Hi Paul,
Can you provide a simple concrete, example that illustrates your concern?
I suspect that you're seeing the difference between how the numerator and denominator are entered into freqz and how they are evaluated inside of freqz.
The b,a inputs to freqz are defined in ascending powers of z^-1. So, for a filter like
H(z) = (1 + 2*z^1 + 3*z^-2) / (1 + 5*z^-1)
we'd call freqz with
freqz([1 2 3],[1 5])
Inside of freqz, for an IIR filter, the numerator and denominator polynomials are evaluated as a function of frequency in one of two ways: using polyval or fft.
polyval evaluates polynomials in descending powers of z. So if we multiply the numerator and denominator of H(z) by z^2, we get
H(z) = (z^2 + 2*z + 3) /(z^2 + 5*z)
and the Matlab polynomial representation of the denominator requires padding with one zero: [1 5 0]. The zero padding is needed to get the correct result using polyval, and is not adding an extra pole (the poles of H(z) are at z = 0 and z = -5 regardless).
If using fft, padding the denominator with one zero doesn't affect its fft.

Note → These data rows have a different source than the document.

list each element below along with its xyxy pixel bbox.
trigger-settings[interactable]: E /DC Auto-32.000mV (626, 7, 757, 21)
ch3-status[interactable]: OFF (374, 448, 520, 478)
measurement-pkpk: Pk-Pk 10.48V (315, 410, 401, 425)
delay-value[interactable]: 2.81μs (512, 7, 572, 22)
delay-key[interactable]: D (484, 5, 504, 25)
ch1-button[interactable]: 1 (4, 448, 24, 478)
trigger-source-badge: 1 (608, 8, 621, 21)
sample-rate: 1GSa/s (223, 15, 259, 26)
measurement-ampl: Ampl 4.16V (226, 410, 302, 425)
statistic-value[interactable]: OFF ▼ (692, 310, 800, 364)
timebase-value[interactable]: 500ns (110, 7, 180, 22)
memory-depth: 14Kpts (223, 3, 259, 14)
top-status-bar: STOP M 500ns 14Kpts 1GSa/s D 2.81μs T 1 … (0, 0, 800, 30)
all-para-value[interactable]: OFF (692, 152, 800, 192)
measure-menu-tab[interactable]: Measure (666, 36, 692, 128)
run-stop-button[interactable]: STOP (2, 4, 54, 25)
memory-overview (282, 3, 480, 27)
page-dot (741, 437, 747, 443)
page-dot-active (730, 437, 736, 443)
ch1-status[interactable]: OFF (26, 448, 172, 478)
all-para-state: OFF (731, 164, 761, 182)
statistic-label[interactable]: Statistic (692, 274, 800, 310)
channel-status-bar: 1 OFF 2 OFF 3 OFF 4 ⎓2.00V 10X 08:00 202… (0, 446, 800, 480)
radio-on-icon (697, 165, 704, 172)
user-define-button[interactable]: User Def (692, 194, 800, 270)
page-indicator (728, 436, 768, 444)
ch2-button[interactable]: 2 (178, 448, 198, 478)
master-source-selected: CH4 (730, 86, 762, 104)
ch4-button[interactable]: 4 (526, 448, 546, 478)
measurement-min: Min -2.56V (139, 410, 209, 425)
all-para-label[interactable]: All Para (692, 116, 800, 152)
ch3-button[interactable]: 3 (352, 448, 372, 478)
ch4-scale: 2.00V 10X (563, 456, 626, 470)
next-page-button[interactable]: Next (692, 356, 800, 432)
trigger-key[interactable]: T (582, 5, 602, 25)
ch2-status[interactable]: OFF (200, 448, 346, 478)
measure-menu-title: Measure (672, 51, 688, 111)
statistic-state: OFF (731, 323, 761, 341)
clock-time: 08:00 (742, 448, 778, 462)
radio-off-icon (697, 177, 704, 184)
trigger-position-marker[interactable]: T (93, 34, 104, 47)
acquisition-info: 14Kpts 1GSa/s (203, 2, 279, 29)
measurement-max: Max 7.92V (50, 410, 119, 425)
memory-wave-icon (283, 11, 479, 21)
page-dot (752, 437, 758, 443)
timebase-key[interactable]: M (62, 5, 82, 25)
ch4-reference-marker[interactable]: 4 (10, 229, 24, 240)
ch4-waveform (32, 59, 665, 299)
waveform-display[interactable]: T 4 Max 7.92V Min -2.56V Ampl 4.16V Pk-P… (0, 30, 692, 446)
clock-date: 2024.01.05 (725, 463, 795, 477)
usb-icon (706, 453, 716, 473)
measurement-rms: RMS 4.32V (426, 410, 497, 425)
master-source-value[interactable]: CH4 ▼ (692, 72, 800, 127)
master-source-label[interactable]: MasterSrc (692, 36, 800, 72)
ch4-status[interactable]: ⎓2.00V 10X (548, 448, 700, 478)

A 20th order FIR filter does have 20 repeated poles at the origin, which you'll see by converting the FIR filter H(z) written in terms of z^-1 to a rational function of z, from which the zero and poles of H(z) are defined. I don't think freqz does any zero padding of b in the FIR case because the numerator coefficients are the same when H(z) is written in terms of z^-1 or z, but it does have to account for the fact that the b is defined in ascending powers of z^-1 when computing the frequency response.